What you have to admire about the chairman is that he knows how to use the bully pulpit when he has one. He concluded his remarks by asking the industry to deliver a short list of “concrete” suggestions of what needs to happen in order for the industry in collaboration with the government to spur the adoption of mHealth technology. He asked that those attending the summit serve as an operating group to move this effort and asked Robert Jarrin at Qualcomm, Doug Trauner at TheCarrot, and Dr. Julian Goldman at CIMIT to help develop next steps.
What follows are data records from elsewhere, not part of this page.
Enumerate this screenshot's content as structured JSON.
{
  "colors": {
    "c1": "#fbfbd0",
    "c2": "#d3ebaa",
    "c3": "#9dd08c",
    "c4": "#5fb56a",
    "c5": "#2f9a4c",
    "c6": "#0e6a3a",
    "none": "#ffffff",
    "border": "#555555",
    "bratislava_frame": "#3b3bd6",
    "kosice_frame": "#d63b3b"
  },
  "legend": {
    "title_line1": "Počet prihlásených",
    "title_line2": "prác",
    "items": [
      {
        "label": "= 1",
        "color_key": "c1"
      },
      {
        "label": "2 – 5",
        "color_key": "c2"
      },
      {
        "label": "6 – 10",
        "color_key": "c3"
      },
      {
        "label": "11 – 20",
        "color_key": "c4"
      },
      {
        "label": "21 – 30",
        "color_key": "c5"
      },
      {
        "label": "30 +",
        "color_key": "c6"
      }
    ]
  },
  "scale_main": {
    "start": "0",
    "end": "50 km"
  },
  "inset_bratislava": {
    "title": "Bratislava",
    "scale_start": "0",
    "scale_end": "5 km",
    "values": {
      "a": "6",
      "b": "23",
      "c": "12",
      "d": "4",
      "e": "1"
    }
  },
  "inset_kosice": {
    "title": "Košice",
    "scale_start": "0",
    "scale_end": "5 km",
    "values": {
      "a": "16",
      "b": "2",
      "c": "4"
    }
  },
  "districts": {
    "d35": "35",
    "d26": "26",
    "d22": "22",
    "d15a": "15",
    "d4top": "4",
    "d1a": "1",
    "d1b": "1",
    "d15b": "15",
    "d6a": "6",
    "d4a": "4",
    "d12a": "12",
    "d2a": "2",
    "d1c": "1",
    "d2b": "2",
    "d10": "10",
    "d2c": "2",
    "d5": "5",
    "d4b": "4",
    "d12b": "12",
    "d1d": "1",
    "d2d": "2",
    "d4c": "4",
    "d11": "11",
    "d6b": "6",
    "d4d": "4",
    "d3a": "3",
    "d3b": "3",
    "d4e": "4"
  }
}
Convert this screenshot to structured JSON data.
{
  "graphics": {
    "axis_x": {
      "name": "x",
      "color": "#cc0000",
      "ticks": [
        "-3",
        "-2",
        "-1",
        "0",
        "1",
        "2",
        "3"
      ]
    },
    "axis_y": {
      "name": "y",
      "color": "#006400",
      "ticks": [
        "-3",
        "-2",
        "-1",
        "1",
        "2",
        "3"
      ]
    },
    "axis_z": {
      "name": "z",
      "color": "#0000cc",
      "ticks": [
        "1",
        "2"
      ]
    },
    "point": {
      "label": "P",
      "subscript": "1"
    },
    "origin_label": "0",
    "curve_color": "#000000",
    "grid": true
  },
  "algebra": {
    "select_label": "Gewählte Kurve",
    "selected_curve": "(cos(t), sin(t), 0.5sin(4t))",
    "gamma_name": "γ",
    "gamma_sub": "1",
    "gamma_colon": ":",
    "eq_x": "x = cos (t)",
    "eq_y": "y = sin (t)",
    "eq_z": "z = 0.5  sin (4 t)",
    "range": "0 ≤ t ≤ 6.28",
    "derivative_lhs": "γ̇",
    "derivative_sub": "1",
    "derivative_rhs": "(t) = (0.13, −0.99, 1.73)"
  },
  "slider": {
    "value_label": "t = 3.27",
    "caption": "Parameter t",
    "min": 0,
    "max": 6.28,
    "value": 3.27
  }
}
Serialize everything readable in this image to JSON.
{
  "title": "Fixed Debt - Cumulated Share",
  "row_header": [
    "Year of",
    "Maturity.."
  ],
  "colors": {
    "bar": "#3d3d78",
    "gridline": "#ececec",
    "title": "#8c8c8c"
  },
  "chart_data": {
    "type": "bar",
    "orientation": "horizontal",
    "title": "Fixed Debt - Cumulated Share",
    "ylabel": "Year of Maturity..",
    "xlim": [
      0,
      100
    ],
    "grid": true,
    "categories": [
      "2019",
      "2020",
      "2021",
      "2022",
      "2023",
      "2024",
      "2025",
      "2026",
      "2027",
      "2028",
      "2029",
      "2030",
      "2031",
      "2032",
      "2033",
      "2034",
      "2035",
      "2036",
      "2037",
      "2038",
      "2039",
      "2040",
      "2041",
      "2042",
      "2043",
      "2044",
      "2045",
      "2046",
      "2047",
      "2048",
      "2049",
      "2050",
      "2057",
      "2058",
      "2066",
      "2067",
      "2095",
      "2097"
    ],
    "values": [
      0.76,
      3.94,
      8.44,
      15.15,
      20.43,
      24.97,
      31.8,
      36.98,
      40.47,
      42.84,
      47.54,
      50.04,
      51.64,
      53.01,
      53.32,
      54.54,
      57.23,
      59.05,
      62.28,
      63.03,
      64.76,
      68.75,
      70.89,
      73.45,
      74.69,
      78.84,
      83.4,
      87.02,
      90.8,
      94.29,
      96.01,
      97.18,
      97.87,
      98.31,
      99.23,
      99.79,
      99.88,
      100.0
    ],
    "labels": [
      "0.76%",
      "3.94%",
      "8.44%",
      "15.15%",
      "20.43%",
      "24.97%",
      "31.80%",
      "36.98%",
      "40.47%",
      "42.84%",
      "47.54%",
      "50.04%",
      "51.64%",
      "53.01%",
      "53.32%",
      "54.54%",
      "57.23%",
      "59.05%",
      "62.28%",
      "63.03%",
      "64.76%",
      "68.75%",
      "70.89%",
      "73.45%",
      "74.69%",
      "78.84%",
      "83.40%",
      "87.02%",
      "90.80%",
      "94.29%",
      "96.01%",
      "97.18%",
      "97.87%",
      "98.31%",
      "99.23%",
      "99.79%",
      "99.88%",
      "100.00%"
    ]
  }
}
As noted at the top, thanks to Regis I have a long-term interest in what now is being called mHealth. I resonate with the remarks of both the chairman and Zeke Emanuel that the focus has to be not so much on the wow factor of how new a solution is, but whether it solves a problem. As witness to the travails of elderly and physically challenged people understanding their condition when they are not in a medical setting, responding to changes in their status in a timely manner, providing their care-givers with fact-based directives, and even doing little things like needing alerts to take which of their medicines at what time, all I can say is that while Chairman Genachowski has his critics and faults, on this one his timing could not be better.

Cutting the red tape and clearing the way for experimentation are great first steps as well as a very nice way to engage the various parts of the wireless healthcare ecosystem. Whether it be the Medical Micropower Networks or the MBANs, this is all welcome news. We will be reporting back as the next steps do in fact move from being suggestions to being concrete.